No, and that's the trap. Exaggerating scale (inflated logo walls, "trusted by thousands," enterprise-grade everything) is looking bigger, and it makes a smaller company blend into the crowd. Playing bigger means owning the frame the category gets judged by: naming the old way, taking a clear point of view, and selling a specific outcome. It's about authority over the conversation, not claims about your size.
Should I position against the market leader directly?
Usually not. Picking the market leader as your villain frames you as the smaller alternative and keeps you arguing on their terms. The stronger move is to make the broken old way the villain, the outdated approach everyone tolerates. When the villain is a way of doing things instead of a company, the leader gets implicated too, and your size stops being the deciding factor.
Do I need to create a brand-new category to play bigger?
No. Category design is about naming the problem space and the criteria for winning, not necessarily inventing a category from scratch. Most $5M-$75M challengers play bigger by naming the shift their existing category is going through and planting a flag on the right side of it. Inventing a category prematurely is expensive and often unnecessary. Framing the one you're in is the higher-leverage move.
How is playing bigger different from just better positioning?
Positioning decides who you're for and what you own. Playing bigger is positioning with the posture of a leader: claiming the frame the whole market reacts to, before you're the biggest. It uses the same building blocks (segment, frame, point of view) but aims higher, you're not just differentiating, you're setting the standard others get measured against.
Won't bold claims backfire if we're still small?
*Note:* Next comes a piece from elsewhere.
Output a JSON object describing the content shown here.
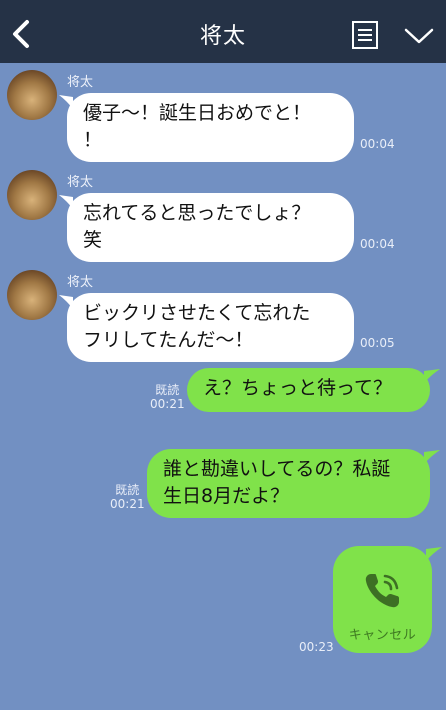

Only if the claim is hype with nothing behind it. A falsifiable, specific point of view (the old way costs X, the new way works like this) reads as confidence and clarity, not arrogance. The category leaders made their claims before they were big, then grew into them. Vague hedging is what actually backfires, because it gives the buyer nothing to remember and nothing to choose.
How does playing bigger help with AI search and recommendations?
AI engines can't recommend a company they can't tell apart from everyone else. Generic, hedged copy gets averaged into the same summary as every competitor. A clear, owned point of view is specific enough for the models to cite and recommend when buyers research. Playing bigger, by claiming a sharp frame, is also how a smaller company becomes legible to the AI doing the buyer's shortlisting.